In 2016, JJWC developed the National Juvenile Justice and Welfare Management Information System (NJJWMIS), an internet-based system that collects and processes pertinent information of CAR and CICL.

It aims to establish reliable and updated data, records personal and other pertinent information about the CAR and CICL such as offense, address, IP groups, etc. and is capable of saving images and pertinent documents such as birth certificate, dental records, and the like, and allows the online transfer of records of a child’s case from the barangay to police and LSWDO within the same jurisdiction.

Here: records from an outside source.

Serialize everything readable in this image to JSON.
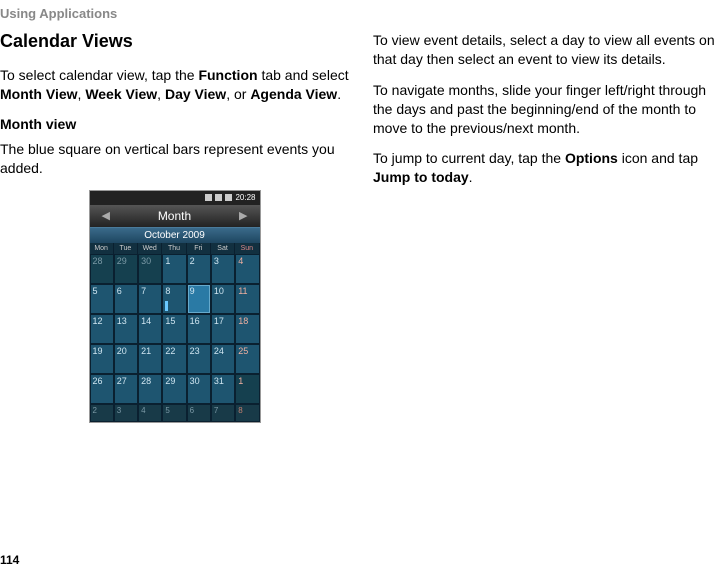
{
  "header": "Using Applications",
  "pageNumber": "114",
  "left": {
    "title": "Calendar Views",
    "p1a": "To select calendar view, tap the ",
    "p1b": "Function",
    "p1c": " tab and select ",
    "p1d": "Month View",
    "p1e": ", ",
    "p1f": "Week View",
    "p1g": ", ",
    "p1h": "Day View",
    "p1i": ", or ",
    "p1j": "Agenda View",
    "p1k": ".",
    "subhead": "Month view",
    "p2": "The blue square on vertical bars represent events you added."
  },
  "right": {
    "p1": "To view event details, select a day to view all events on that day then select an event to view its details.",
    "p2": "To navigate months, slide your finger left/right through the days and past the beginning/end of the month to move to the previous/next month.",
    "p3a": "To jump to current day, tap the ",
    "p3b": "Options",
    "p3c": " icon and tap ",
    "p3d": "Jump to today",
    "p3e": "."
  },
  "phone": {
    "time": "20:28",
    "tab": "Month",
    "monthTitle": "October 2009",
    "dow": [
      "Mon",
      "Tue",
      "Wed",
      "Thu",
      "Fri",
      "Sat",
      "Sun"
    ],
    "rows": [
      [
        "28",
        "29",
        "30",
        "1",
        "2",
        "3",
        "4"
      ],
      [
        "5",
        "6",
        "7",
        "8",
        "9",
        "10",
        "11"
      ],
      [
        "12",
        "13",
        "14",
        "15",
        "16",
        "17",
        "18"
      ],
      [
        "19",
        "20",
        "21",
        "22",
        "23",
        "24",
        "25"
      ],
      [
        "26",
        "27",
        "28",
        "29",
        "30",
        "31",
        "1"
      ]
    ],
    "nextRow": [
      "2",
      "3",
      "4",
      "5",
      "6",
      "7",
      "8"
    ]
  }
}
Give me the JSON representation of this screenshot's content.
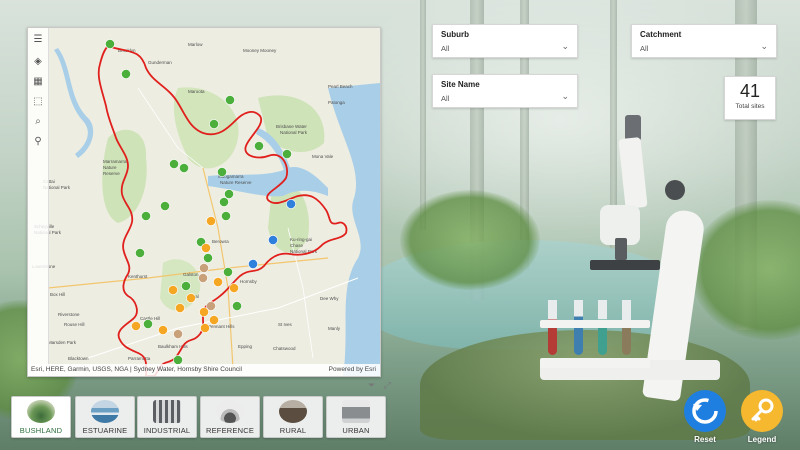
{
  "map": {
    "toolbar": [
      {
        "name": "menu-icon",
        "glyph": "☰"
      },
      {
        "name": "layers-icon",
        "glyph": "◈"
      },
      {
        "name": "basemap-icon",
        "glyph": "▦"
      },
      {
        "name": "select-icon",
        "glyph": "⬚"
      },
      {
        "name": "search-icon",
        "glyph": "⌕"
      },
      {
        "name": "locate-icon",
        "glyph": "⚲"
      }
    ],
    "attribution": "Esri, HERE, Garmin, USGS, NGA | Sydney Water, Hornsby Shire Council",
    "powered_by": "Powered by Esri",
    "place_labels": [
      "Brooklyn",
      "Gunderman",
      "Marlow",
      "Mooney Mooney",
      "Pearl Beach",
      "Patonga",
      "Bilgola",
      "Brisbane Water National Park",
      "Mona Vale",
      "Maroota",
      "Berowra",
      "Galston",
      "Dural",
      "Hornsby",
      "Pennant Hills",
      "Ku-ring-gai Chase National Park",
      "St Ives",
      "Castle Hill",
      "Kenthurst",
      "Glenorie",
      "Dural",
      "Cattai",
      "Box Hill",
      "Marsden Park",
      "Windsor",
      "Pitt Town",
      "Sackville",
      "Wiseman's Ferry",
      "Vineyard",
      "Blacktown",
      "Kellyville",
      "Baulkham Hills",
      "North Rocks",
      "Parramatta",
      "Epping",
      "Chatswood",
      "Manly",
      "Dee Why",
      "Riverstone",
      "Rouse Hill",
      "Scheyville National Park",
      "Cattai National Park",
      "Marramarra National Park",
      "Muogamarra Nature Reserve",
      "Lower Portland",
      "Ebenezer",
      "Wilberforce",
      "Richmond"
    ],
    "legend_colors": {
      "bushland": "#4caf3c",
      "industrial": "#f5a623",
      "rural": "#c8a07a",
      "estuarine": "#2f7fdc",
      "boundary": "#e0201c"
    }
  },
  "filters": {
    "suburb": {
      "title": "Suburb",
      "value": "All"
    },
    "catchment": {
      "title": "Catchment",
      "value": "All"
    },
    "site_name": {
      "title": "Site Name",
      "value": "All"
    }
  },
  "kpi": {
    "value": "41",
    "label": "Total sites"
  },
  "categories": [
    {
      "label": "BUSHLAND",
      "icon": "bushland-icon"
    },
    {
      "label": "ESTUARINE",
      "icon": "estuarine-icon"
    },
    {
      "label": "INDUSTRIAL",
      "icon": "industrial-icon"
    },
    {
      "label": "REFERENCE",
      "icon": "reference-icon"
    },
    {
      "label": "RURAL",
      "icon": "rural-icon"
    },
    {
      "label": "URBAN",
      "icon": "urban-icon"
    }
  ],
  "actions": {
    "reset": {
      "label": "Reset",
      "color": "#1f7fe0"
    },
    "legend": {
      "label": "Legend",
      "color": "#f5b82e"
    }
  }
}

The use of the registry is bound by the requirements of R.A. 9344 as amended and the Data Privacy Act of 2012 to ensure the confidentiality and privacy of the child’s personal information.

The NJJWMIS has three modules. The first one is the registry, which is used to record and process all basic personal information and violation/offense of CAR and CICL collected by duty-bearers upon receipt of the case or during first contact. The second one is the case management system, which collects and processes information when the case reaches the social worker. It captures multi-disciplinary assessment of the individual case, provision of services by different agencies, and child’s progress or completion of intervention or diversion program. The last one is the monitoring and evaluation sub-system, which automates the system of monitoring and evaluation of the compliance of various agencies and LGUs with the amended law.

As of April 2022, the NJJWMIS has recorded 7,306 accounts of duty-bearers.

“Let us invest and utilize the NJJWMIS and work together towards the full and effective implementation of the juvenile justice law,” said Atty. Oco.